Dampak dan Respons di Komunitas Sepak Bola
Kisah Mitchell langsung viral, dengan lebih dari 50.000 views di media sosial dalam 24 jam. Pemain EFL lain, seperti eks MU Tahith Chong, puji langkah ini sebagai “game changer” untuk pemain di level bawah, di mana agen sering ambil untung besar. Di sisi lain, asosiasi agen seperti WGA kritik: “AI tak paham nuansa emosional atau jaringan klub,” bilang juru bicara mereka. Klub seperti Orient senang—mereka hemat biaya negosiasi dan dapat pemain termotivasi.

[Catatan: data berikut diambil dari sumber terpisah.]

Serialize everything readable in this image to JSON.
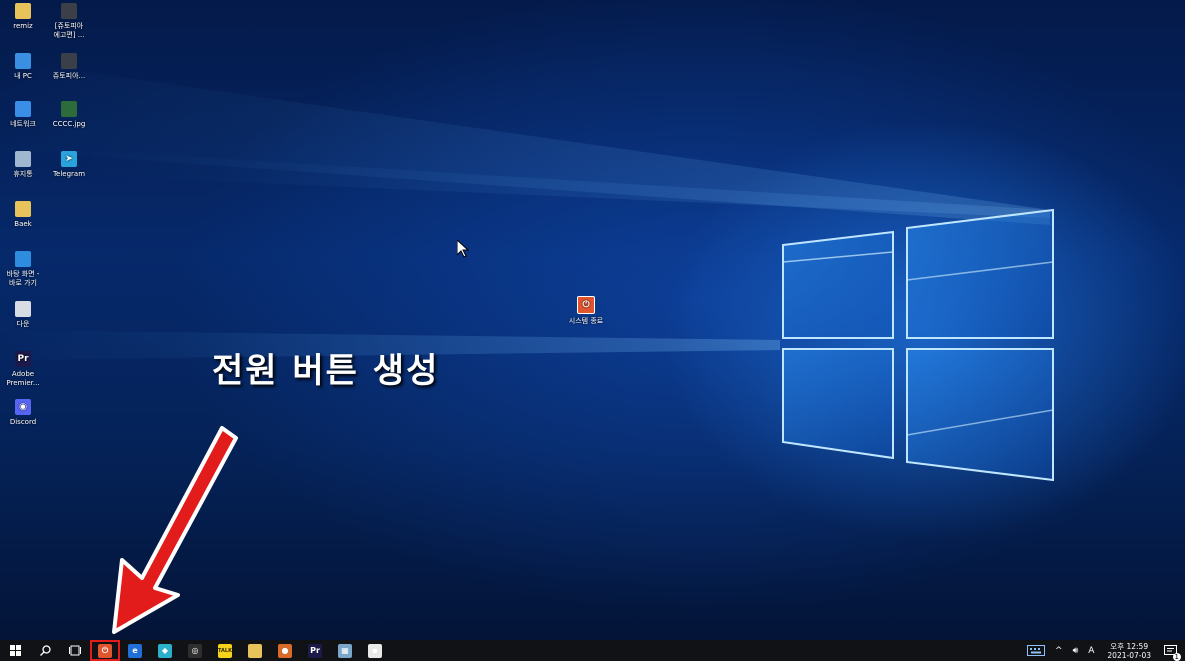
{
  "desktop_icons": [
    {
      "label": "remiz",
      "icon": "folder-icon",
      "color": "#e8c25a",
      "glyph": ""
    },
    {
      "label": "[쥬토피아 에고편] ...",
      "icon": "video-file-icon",
      "color": "#3a3f48",
      "glyph": ""
    },
    {
      "label": "내 PC",
      "icon": "computer-icon",
      "color": "#3a8fe0",
      "glyph": ""
    },
    {
      "label": "쥬토피아...",
      "icon": "video-file-icon",
      "color": "#3a3f48",
      "glyph": ""
    },
    {
      "label": "네트워크",
      "icon": "network-icon",
      "color": "#3b8ee8",
      "glyph": ""
    },
    {
      "label": "CCCC.jpg",
      "icon": "image-file-icon",
      "color": "#2e6b3a",
      "glyph": ""
    },
    {
      "label": "휴지통",
      "icon": "recycle-bin-icon",
      "color": "#9fb7cf",
      "glyph": ""
    },
    {
      "label": "Telegram",
      "icon": "telegram-icon",
      "color": "#2aa2dc",
      "glyph": "➤"
    },
    {
      "label": "Baek",
      "icon": "folder-icon",
      "color": "#e8c25a",
      "glyph": ""
    },
    {
      "label": "바탕 화면 - 바로 가기",
      "icon": "desktop-shortcut-icon",
      "color": "#2f8de0",
      "glyph": ""
    },
    {
      "label": "다운",
      "icon": "document-icon",
      "color": "#d8dde4",
      "glyph": ""
    },
    {
      "label": "Adobe Premier...",
      "icon": "premiere-icon",
      "color": "#1c1a4a",
      "glyph": "Pr"
    },
    {
      "label": "Discord",
      "icon": "discord-icon",
      "color": "#5865f2",
      "glyph": "◉"
    }
  ],
  "center_icon": {
    "label": "시스템 종료",
    "icon": "power-icon",
    "color": "#e0542e"
  },
  "caption": "전원 버튼 생성",
  "taskbar": {
    "start_icon": "windows-start-icon",
    "search_icon": "search-icon",
    "taskview_icon": "task-view-icon",
    "pinned": [
      {
        "name": "power-shortcut",
        "icon": "power-icon",
        "color": "#e0542e",
        "glyph": "⏻",
        "highlighted": true
      },
      {
        "name": "edge",
        "icon": "edge-icon",
        "color": "#1f6fd6",
        "glyph": "e",
        "highlighted": false
      },
      {
        "name": "whale",
        "icon": "whale-browser-icon",
        "color": "#2bb0c9",
        "glyph": "◆",
        "highlighted": false
      },
      {
        "name": "chrome",
        "icon": "chrome-icon",
        "color": "#2e2e2e",
        "glyph": "◎",
        "highlighted": false
      },
      {
        "name": "kakaotalk",
        "icon": "kakaotalk-icon",
        "color": "#f5d31b",
        "glyph": "TALK",
        "highlighted": false
      },
      {
        "name": "file-explorer",
        "icon": "folder-icon",
        "color": "#e8c25a",
        "glyph": "",
        "highlighted": false
      },
      {
        "name": "app-orange",
        "icon": "app-icon",
        "color": "#d96b2a",
        "glyph": "●",
        "highlighted": false
      },
      {
        "name": "premiere",
        "icon": "premiere-icon",
        "color": "#1c1a4a",
        "glyph": "Pr",
        "highlighted": false
      },
      {
        "name": "notepad",
        "icon": "notepad-icon",
        "color": "#7aa7c9",
        "glyph": "▦",
        "highlighted": false
      },
      {
        "name": "image-viewer",
        "icon": "image-viewer-icon",
        "color": "#e8e8e8",
        "glyph": "▪",
        "highlighted": false
      }
    ],
    "tray": {
      "ime_label": "A",
      "time": "오후 12:59",
      "date": "2021-07-03",
      "notification_count": "1"
    }
  }
}
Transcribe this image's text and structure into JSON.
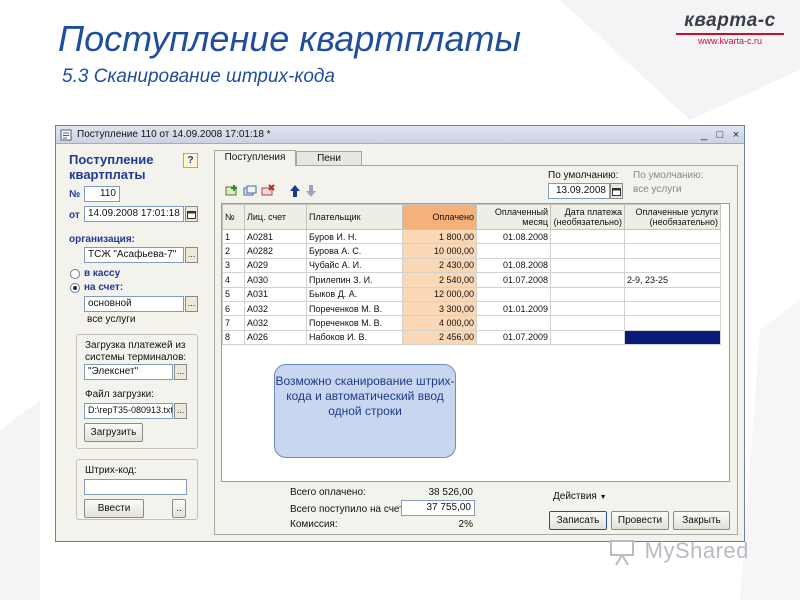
{
  "slide": {
    "title": "Поступление квартплаты",
    "subtitle": "5.3 Сканирование штрих-кода"
  },
  "brand": {
    "name": "кварта-с",
    "url": "www.kvarta-c.ru"
  },
  "window": {
    "title": "Поступление 110 от 14.09.2008 17:01:18 *",
    "controls": [
      "_",
      "□",
      "×"
    ]
  },
  "doc": {
    "heading": "Поступление квартплаты",
    "help": "?",
    "number_label": "№",
    "number": "110",
    "date_label": "от",
    "date": "14.09.2008 17:01:18",
    "org_label": "организация:",
    "org": "ТСЖ \"Асафьева-7\"",
    "radio_cash": "в кассу",
    "radio_account": "на счет:",
    "account": "основной",
    "services": "все услуги"
  },
  "terminal": {
    "label": "Загрузка платежей из системы терминалов:",
    "system": "\"Элекснет\"",
    "file_label": "Файл загрузки:",
    "file": "D:\\repT35-080913.txt",
    "load_button": "Загрузить"
  },
  "barcode": {
    "label": "Штрих-код:",
    "value": "",
    "enter_button": "Ввести",
    "more_button": ".."
  },
  "tabs": [
    {
      "label": "Поступления",
      "active": true
    },
    {
      "label": "Пени",
      "active": false
    }
  ],
  "defaults": {
    "label1": "По умолчанию:",
    "date": "13.09.2008",
    "label2": "По умолчанию:",
    "services": "все услуги"
  },
  "table": {
    "columns": [
      "№",
      "Лиц. счет",
      "Плательщик",
      "Оплачено",
      "Оплаченный месяц",
      "Дата платежа (необязательно)",
      "Оплаченные услуги (необязательно)"
    ],
    "rows": [
      [
        "1",
        "А0281",
        "Буров И. Н.",
        "1 800,00",
        "01.08.2008",
        "",
        ""
      ],
      [
        "2",
        "А0282",
        "Бурова А. С.",
        "10 000,00",
        "",
        "",
        ""
      ],
      [
        "3",
        "А029",
        "Чубайс А. И.",
        "2 430,00",
        "01.08.2008",
        "",
        ""
      ],
      [
        "4",
        "А030",
        "Прилепин З. И.",
        "2 540,00",
        "01.07.2008",
        "",
        "2-9, 23-25"
      ],
      [
        "5",
        "А031",
        "Быков Д. А.",
        "12 000,00",
        "",
        "",
        ""
      ],
      [
        "6",
        "А032",
        "Пореченков М. В.",
        "3 300,00",
        "01.01.2009",
        "",
        ""
      ],
      [
        "7",
        "А032",
        "Пореченков М. В.",
        "4 000,00",
        "",
        "",
        ""
      ],
      [
        "8",
        "А026",
        "Набоков И. В.",
        "2 456,00",
        "01.07.2009",
        "",
        ""
      ]
    ]
  },
  "callout": "Возможно сканирование штрих-кода и автоматический ввод одной строки",
  "totals": {
    "total_paid_label": "Всего оплачено:",
    "total_paid": "38 526,00",
    "total_received_label": "Всего поступило на счет:",
    "total_received": "37 755,00",
    "commission_label": "Комиссия:",
    "commission": "2%"
  },
  "actions": {
    "menu": "Действия",
    "save": "Записать",
    "post": "Провести",
    "close": "Закрыть"
  },
  "watermark": "MyShared"
}
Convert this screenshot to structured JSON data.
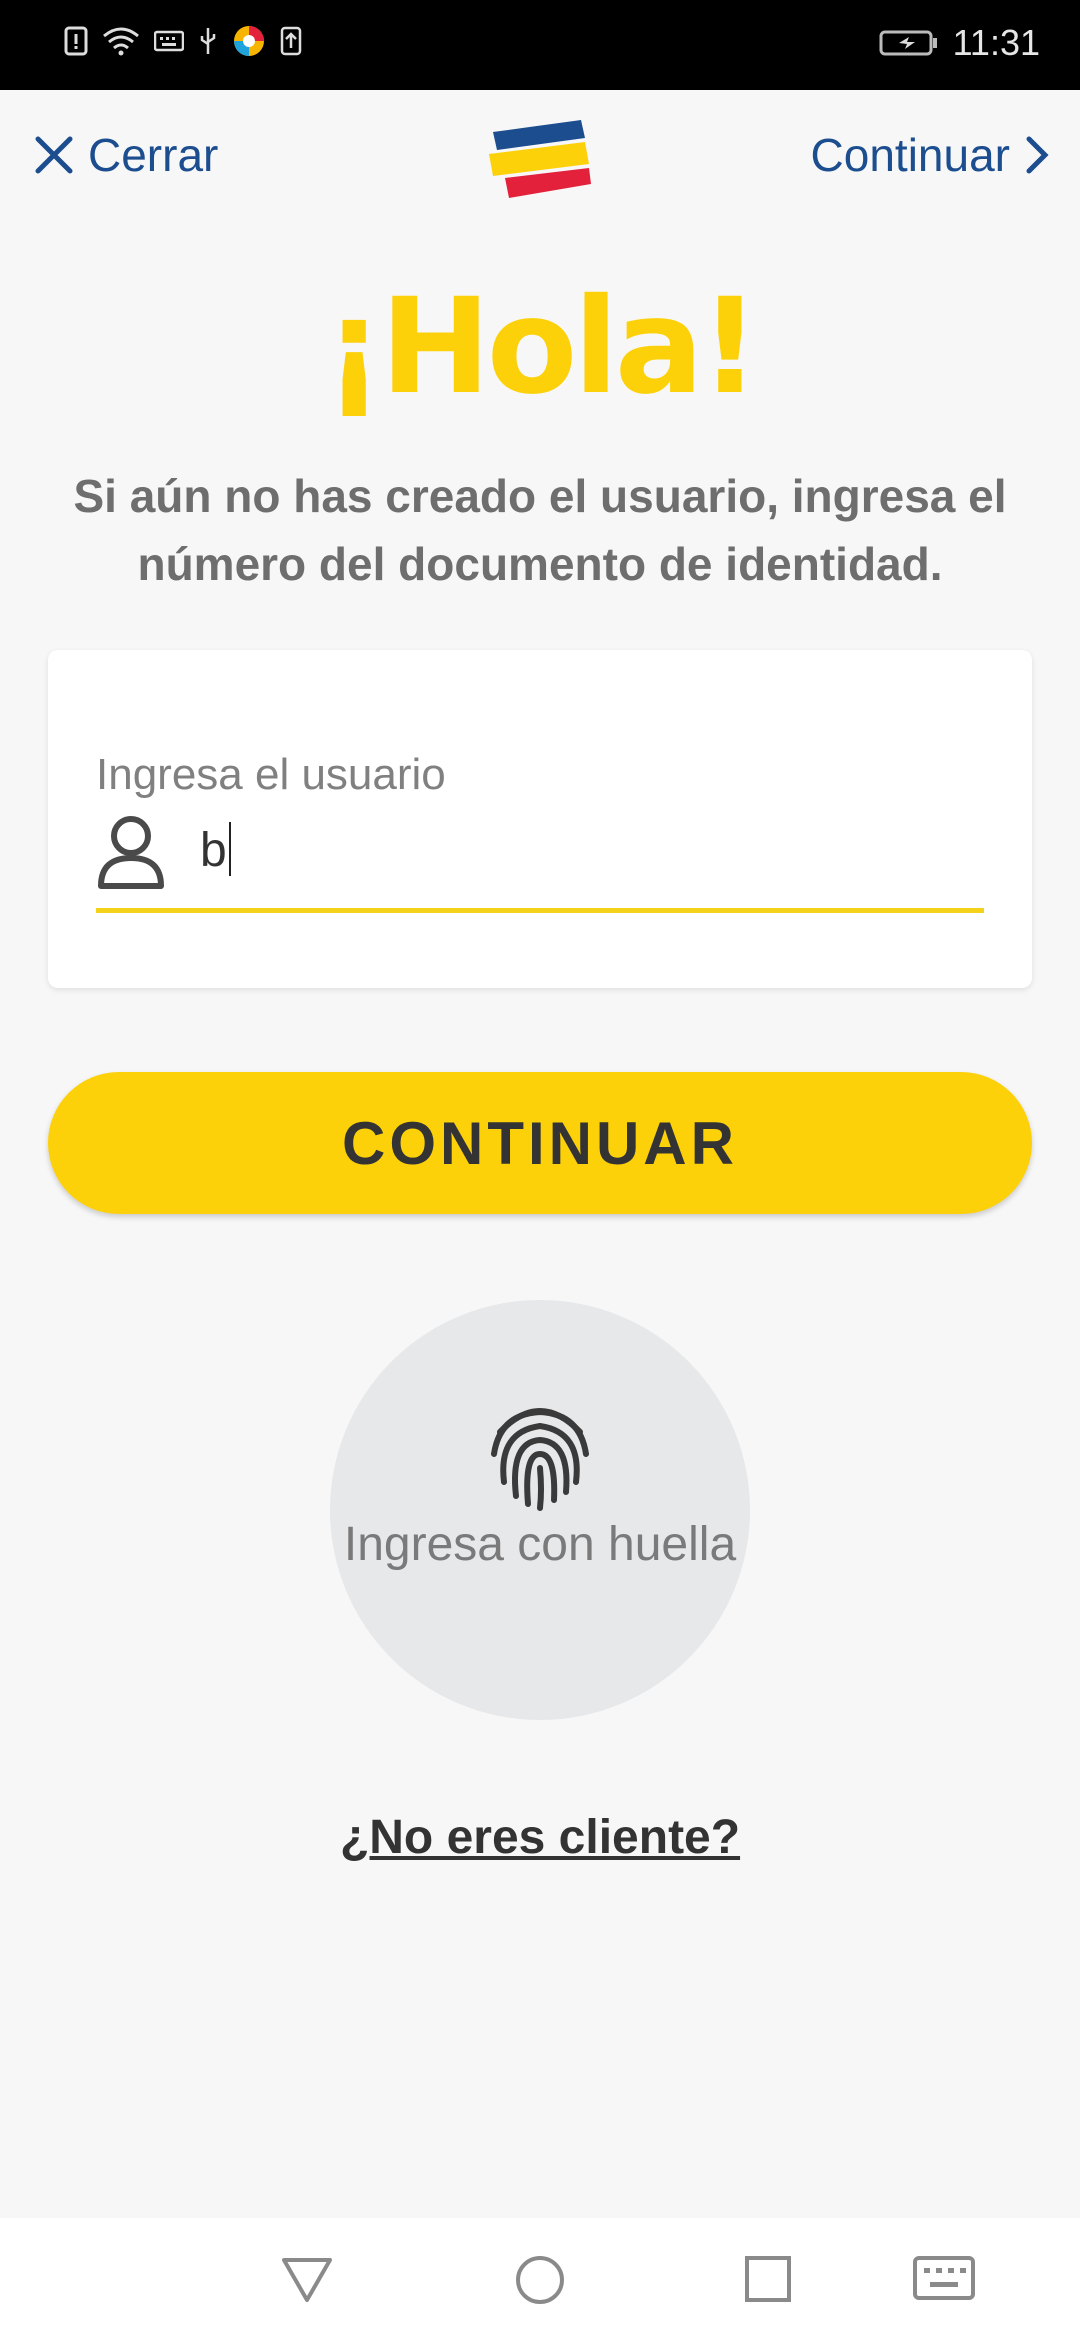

Dampak lebih luas: ini dorong diskusi soal etika AI di olahraga. FIFA dan Premier League mulai bahas regulasi, takut ketidakadilan bagi pemain tanpa akses tech. Di MU, legenda seperti Rio Ferdinand tweet: “Cerdas, tapi jangan lupa sentuhan manusia.” Mitchell sendiri tak khawatir: “Saya masih butuh lawyer untuk finalisasi.” Tren ini bisa merebak—survei informal tunjuk 30 persen pemain muda Inggris siap coba AI untuk kontrak selanjutnya. Bagi eks akademi seperti Mitchell, ini peluang level playing field, kurangi ketergantungan pada agen mahal yang kadang lebih untung dari pemain.
Kesimpulan
Demetri Mitchell gunakan ChatGPT untuk nego kontrak bukan sekadar cerita lucu, tapi contoh inovasi di sepak bola modern. Dari latar karir penuh rintangan hingga proses negosiasi efisien, langkah ini tunjukkan AI bisa jadi sekutu bagi atlet biasa. Respons campur aduk dari komunitas justru perkuat pesan: tech ubah permainan, tapi keseimbangan dengan elemen manusia tetap kunci. Bagi Mitchell, ini awal baru di Orient—semoga gol-golnya secepat prompt AI-nya. Di dunia sepak bola yang kompetitif, trik seperti ini bisa jadi senjata rahasia bagi generasi berikutnya. Yang pasti, era agen digital sudah dimulai.